How much time will be required for lessons on at-home days?

The amount of time spent on assignments on Tuesdays and Thursdays will depend on many factors, including your student's age and maturity, learning style and speed, family size, and family dynamics.  Based on the experiences reported at similar classical Christian collaborative schools, the following is a rough estimate:

  • Kindergarten:  1.5 — 3 hours per at-home day.
  • First Grade:  2.5 — 4 hours per at-home day.
  • Second Grade:  3.0 — 4.5 hours per at-home day. 
  • Third Grade:  3.5 — 5.0 hours per at-home day.  

We will reserve Friday as a "flex day" for families to spend catching up on assignments, participating in extracurricular activities, or enjoying precious time together, at least through fourth grade.  For more details about this weekly schedule, please see our Family Handbook.
Can our child attend Knox Classical School if both parents work outside of the home?

With careful planning and firm commitment to the school's philosophy of education, it's possible for both parents to work outside the home and for their children to thrive at Knox Classical School.  Since Monday and Wednesday are on-campus days, some teaching parents might pursue part-time work on those days.  Others might involve grandparents, relatives, or other caregivers in the at-home teaching.

At-School Days

What days are students on campus, and what days do students study at home?

Students are on campus on Mondays and Wednesdays and receive detailed assignments to complete at home with their parents on Tuesdays and Thursdays.  Our curriculum is designed to leave Friday as a flex day at least through fourth grade, allowing families to catch up on assignments, pursue further enrichment activities, or simply enjoy time together as a family.  

What are the hours of the at-school days?

We anticipate that school is in session from 8:15am — 3:30pm on Mondays and Wednesdays.

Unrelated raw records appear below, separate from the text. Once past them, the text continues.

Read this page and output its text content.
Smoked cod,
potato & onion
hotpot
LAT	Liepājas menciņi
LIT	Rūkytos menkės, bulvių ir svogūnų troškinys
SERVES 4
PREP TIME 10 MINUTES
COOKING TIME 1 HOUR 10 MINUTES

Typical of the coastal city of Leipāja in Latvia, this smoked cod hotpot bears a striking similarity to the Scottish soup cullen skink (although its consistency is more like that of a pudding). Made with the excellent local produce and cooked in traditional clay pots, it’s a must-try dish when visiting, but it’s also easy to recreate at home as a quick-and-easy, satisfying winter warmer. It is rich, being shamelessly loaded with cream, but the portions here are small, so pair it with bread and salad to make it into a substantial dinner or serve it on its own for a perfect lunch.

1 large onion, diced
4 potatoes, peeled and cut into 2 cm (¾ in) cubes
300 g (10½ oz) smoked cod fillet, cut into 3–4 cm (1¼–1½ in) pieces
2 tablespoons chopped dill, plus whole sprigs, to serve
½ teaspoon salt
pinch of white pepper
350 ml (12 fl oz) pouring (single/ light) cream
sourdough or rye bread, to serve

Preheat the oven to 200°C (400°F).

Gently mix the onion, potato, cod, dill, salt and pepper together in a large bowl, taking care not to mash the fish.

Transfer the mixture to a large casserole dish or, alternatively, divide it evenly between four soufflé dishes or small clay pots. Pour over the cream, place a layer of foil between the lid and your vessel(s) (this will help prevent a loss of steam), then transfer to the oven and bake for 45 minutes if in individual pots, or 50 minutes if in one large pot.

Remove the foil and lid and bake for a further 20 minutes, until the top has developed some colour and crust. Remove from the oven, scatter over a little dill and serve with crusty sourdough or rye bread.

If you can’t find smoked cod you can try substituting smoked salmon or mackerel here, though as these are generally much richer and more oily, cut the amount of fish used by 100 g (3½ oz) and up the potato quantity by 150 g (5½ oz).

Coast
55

What is your ideal teacher-to-student ratio?

Our goal is to keep classes limited to 12—16 students.  We believe that small class sizes allow for optimal teacher and student interaction and greatest mastery of the material. 

Where is the campus?

We meet at Providence Community Church, 10113 Lenexa Dr, Lenexa, KS 66215.

What security measures will be in place?

We're consulting with local law enforcement officers to implement best practices for student safety.  We'll train parents and students on all safety measures before school opens during Parent Bootcamp.

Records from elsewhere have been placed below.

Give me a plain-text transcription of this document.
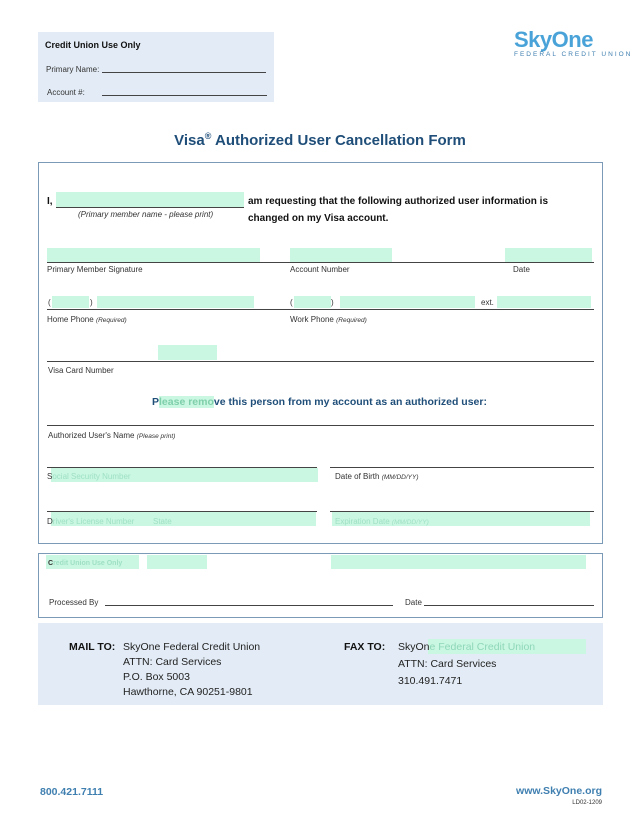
Credit Union Use Only
Primary Name:
Account #:
SkyOne
FEDERAL CREDIT UNION
Visa® Authorized User Cancellation Form
I,
(Primary member name - please print)
am requesting that the following authorized user information is
changed on my Visa account.
Primary Member Signature	Account Number	Date
(	)	(	)	ext.
Home Phone (Required)	Work Phone (Required)
Visa Card Number
Please remove this person from my account as an authorized user:
Authorized User's Name (Please print)
Social Security Number	Date of Birth (MM/DD/YY)
Driver's License Number State	Expiration Date (MM/DD/YY)
Credit Union Use Only
Processed By	Date
MAIL TO: SkyOne Federal Credit Union
ATTN: Card Services
P.O. Box 5003
Hawthorne, CA 90251-9801
FAX TO: SkyOne Federal Credit Union
ATTN: Card Services
310.491.7471
800.421.7111	www.SkyOne.org
LD02-1209
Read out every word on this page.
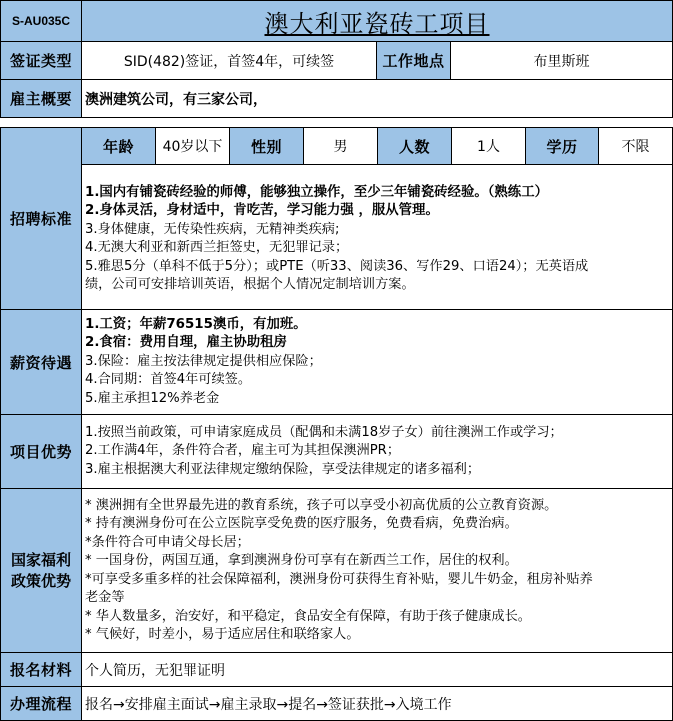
S-AU035C	澳大利亚瓷砖工项目
签证类型	SID(482)签证，首签4年，可续签	工作地点	布里斯班
雇主概要 澳洲建筑公司，有三家公司，
招聘标准
年龄	40岁以下	性别	男	人数	1人	学历	不限
1.国内有铺瓷砖经验的师傅，能够独立操作，至少三年铺瓷砖经验。（熟练工）
2.身体灵活，身材适中，肯吃苦，学习能力强 ，服从管理。
3.身体健康，无传染性疾病，无精神类疾病;
4.无澳大利亚和新西兰拒签史，无犯罪记录；
5.雅思5分（单科不低于5分）；或PTE（听33、阅读36、写作29、口语24）；无英语成
绩，公司可安排培训英语，根据个人情况定制培训方案。
薪资待遇
1.工资；年薪76515澳币，有加班。
2.食宿：费用自理，雇主协助租房
3.保险：雇主按法律规定提供相应保险；
4.合同期：首签4年可续签。
5.雇主承担12%养老金
项目优势
1.按照当前政策，可申请家庭成员（配偶和未满18岁子女）前往澳洲工作或学习；
2.工作满4年，条件符合者，雇主可为其担保澳洲PR；
3.雇主根据澳大利亚法律规定缴纳保险，享受法律规定的诸多福利；
国家福利
政策优势
* 澳洲拥有全世界最先进的教育系统，孩子可以享受小初高优质的公立教育资源。
* 持有澳洲身份可在公立医院享受免费的医疗服务，免费看病，免费治病。
*条件符合可申请父母长居；
* 一国身份，两国互通，拿到澳洲身份可享有在新西兰工作，居住的权利。
*可享受多重多样的社会保障福利，澳洲身份可获得生育补贴，婴儿牛奶金，租房补贴养
老金等
* 华人数量多，治安好，和平稳定，食品安全有保障，有助于孩子健康成长。
* 气候好，时差小，易于适应居住和联络家人。
报名材料 个人简历，无犯罪证明
办理流程 报名→安排雇主面试→雇主录取→提名→签证获批→入境工作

Will you require school uniforms?

Yes, we've established a uniform policy to help students embrace their vocation as students striving toward excellence, avoid social distractions related to attire, and as a security measure so that teachers and staff can easily identify students.  We also believe that using school uniforms will ultimately save parents money.  Our full uniform policy is available in our Family Handbook.

Statement of Faith & Denominational Affiliation

Are you affiliated with a particular church or denomination?

We are not affiliated with a particular church or denomination.  As indicated by our Statement of Faith, we are rooted firmly in the Protestant tradition and maintain a posture of Reformed "catholicity."  Our founding Board members are all members of Providence Community Church, but we look forward to partnering with like-minded members of other churches to help lead Knox Classical School.  

Is your theology instruction be linked to a particular church or denomination?

No.  Our theology instruction focuses on the tenets affirmed in our Statement of Faith, and parents, as the primary individuals charged by God to raise their children in the instruction of the Lord, are responsible for any other matters of doctrine.  For further details, please see our policy regarding secondary doctrine in our Family Handbook.

Who among your board members, faculty, staff, and families seeking admission to the school must agree with your Statement of Faith?

To maintain a distinctively Christ-centered community at Knox Classical School, our board members, faculty, staff, both parents of every student, and students grades 7-12 are all required to sign a statement affirming that they agree with and abide by our Statement of Faith.